Multiplex Automated Genome Engineering

MAGE is a genetic engineering method that relies on recombineering to produce frequent and large scale genetic changes to cells. Simply, it is a cyclical and scalable recombineering system that allows multiple genetic changes in a high throughput manner. A given cycle in MAGE requires cell growth, the introduction of recombineering substrate, and provision of providing synthesized DNA con­structs a continuous and interlinked process. Target cells are continuously grown and drawn out of a cell growth chamber into an exchange chamber where the substrates required for recombineering are added under the right conditions. The induced cells are then mixed with the recombinant and synthetic DNA constructs in another chamber and then moved to an electroporator to induce the uptake of the synthetic DNA constructs. Those modified cells are then reintroduced into the growth chamber and grown. This whole process occurs continuously; and move­ment to each stage is facilitated by microfluidics, or any suitable pumping assembly (Isaacs et al. 2011).

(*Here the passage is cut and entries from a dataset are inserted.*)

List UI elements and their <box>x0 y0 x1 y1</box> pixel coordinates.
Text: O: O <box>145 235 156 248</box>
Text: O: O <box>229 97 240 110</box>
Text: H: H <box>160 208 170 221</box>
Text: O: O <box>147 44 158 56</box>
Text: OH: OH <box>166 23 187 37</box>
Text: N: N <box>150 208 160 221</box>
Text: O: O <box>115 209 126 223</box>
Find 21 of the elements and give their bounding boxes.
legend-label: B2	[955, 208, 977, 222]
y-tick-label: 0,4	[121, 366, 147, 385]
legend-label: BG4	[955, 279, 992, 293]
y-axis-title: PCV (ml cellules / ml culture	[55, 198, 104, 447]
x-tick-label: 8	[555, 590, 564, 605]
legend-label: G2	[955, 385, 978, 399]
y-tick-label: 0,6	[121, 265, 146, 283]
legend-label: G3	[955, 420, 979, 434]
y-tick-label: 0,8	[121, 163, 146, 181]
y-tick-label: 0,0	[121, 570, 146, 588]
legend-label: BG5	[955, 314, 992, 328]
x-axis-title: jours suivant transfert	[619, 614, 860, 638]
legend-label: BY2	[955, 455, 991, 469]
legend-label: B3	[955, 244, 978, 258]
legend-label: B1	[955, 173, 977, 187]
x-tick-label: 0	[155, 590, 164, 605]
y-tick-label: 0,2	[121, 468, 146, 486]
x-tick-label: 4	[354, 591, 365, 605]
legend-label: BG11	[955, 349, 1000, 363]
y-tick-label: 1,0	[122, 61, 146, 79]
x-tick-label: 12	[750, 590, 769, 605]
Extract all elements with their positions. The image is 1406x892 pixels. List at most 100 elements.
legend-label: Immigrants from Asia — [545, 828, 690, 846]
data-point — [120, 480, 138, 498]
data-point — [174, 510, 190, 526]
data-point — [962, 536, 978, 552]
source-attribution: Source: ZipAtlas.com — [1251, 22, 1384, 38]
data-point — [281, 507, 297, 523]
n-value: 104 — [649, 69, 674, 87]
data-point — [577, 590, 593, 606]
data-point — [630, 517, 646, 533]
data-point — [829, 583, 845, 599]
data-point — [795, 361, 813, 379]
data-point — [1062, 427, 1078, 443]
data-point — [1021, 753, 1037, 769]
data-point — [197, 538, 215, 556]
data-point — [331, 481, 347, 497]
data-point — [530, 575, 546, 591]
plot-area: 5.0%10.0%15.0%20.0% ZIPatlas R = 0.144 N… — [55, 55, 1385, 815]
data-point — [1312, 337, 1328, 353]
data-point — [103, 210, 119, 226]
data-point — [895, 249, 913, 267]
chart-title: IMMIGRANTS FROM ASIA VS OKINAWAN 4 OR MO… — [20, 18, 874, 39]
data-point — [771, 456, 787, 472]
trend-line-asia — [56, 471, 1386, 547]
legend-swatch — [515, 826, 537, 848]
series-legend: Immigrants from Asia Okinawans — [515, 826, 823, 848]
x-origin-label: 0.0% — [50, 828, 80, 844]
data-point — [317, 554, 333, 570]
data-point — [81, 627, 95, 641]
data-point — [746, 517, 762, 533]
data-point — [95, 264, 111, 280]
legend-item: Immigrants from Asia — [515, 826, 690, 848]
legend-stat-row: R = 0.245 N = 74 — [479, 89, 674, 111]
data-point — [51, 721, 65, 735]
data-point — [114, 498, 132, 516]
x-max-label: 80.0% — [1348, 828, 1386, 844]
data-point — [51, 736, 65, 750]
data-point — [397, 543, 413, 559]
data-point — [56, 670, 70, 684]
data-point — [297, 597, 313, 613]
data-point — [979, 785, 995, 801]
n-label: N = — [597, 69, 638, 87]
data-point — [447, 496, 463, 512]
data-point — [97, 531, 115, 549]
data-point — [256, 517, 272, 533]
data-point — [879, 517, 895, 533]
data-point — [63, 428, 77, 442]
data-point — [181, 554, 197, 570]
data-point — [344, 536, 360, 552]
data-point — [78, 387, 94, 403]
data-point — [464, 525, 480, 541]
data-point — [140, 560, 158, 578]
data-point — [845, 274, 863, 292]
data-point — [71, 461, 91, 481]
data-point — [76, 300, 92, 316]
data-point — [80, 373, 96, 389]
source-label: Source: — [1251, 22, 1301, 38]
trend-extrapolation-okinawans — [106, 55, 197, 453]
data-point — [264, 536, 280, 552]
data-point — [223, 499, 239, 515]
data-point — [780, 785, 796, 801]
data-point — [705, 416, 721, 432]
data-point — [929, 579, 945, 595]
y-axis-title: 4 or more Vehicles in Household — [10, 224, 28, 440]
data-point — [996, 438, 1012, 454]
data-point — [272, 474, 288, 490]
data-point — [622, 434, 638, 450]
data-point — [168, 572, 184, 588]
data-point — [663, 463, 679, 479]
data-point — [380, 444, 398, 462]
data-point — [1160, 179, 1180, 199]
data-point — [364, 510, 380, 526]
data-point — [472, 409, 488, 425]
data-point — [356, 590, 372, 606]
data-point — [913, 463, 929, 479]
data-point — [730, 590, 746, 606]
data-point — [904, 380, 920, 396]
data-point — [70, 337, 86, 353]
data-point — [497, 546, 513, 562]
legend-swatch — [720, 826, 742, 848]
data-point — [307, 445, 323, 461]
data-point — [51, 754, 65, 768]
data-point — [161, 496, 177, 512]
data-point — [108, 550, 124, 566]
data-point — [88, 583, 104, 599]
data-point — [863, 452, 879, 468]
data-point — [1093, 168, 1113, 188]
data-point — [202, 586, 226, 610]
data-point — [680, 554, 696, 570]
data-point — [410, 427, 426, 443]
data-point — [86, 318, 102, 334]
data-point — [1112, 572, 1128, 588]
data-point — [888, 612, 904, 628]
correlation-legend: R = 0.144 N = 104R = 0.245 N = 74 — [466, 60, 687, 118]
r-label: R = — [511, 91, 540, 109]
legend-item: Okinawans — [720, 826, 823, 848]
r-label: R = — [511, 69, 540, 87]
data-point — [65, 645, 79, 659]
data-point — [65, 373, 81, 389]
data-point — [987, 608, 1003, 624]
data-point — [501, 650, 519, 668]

Just like recombineering, MAGE can be used to create a mismatch, deletion or insertional genetic changes. The efficiency of each genetic change is dependent on the size of the homology flanking each introduced DNA construct, the size of the desired change, and the number of cycles. This efficiency is also correlated with the Gibbs free energy from the hybridization that occurs between the DNA strands. Knowledge of the efficiency of each genetic change and the parameters that affect it can be used to tune the MAGE process to produce colonies or strains with desired genetic traits (Isaacs et al. 2011). The MAGE system was initially demonstrated by modifying a 1-Deoxy-D-xylulose 5-phosphate (DXP) biosynthesis pathway in Escherichia Coli. The DXP pathway was modified to increase production of isoprenoid lycopene. New genetic modifications were introduced in greater than 30 % of the cell population every 2-2.5 h under optimum conditions. After just five cycles of MAGE, the average genetic change across the entire cell population was

3.1 bp, and increased to 5.6 bp afters 15 cycles. Ultimately, 24 genes were opti­mized simultaneously and about 15 billion genetic variants were produced at an average rate of 430 million bp changes per MAGE cycle in a total of 35 cycles. This translated to an up to 390 % increase in isoprenoid lycopene production, clearly demonstrating MAGE’s potential (Isaacs et al. 2011). Development of a system similar to MAGE in algae is dependent on the design of a suitable genetic engi­neering method; recombineering strategies are not established in algae.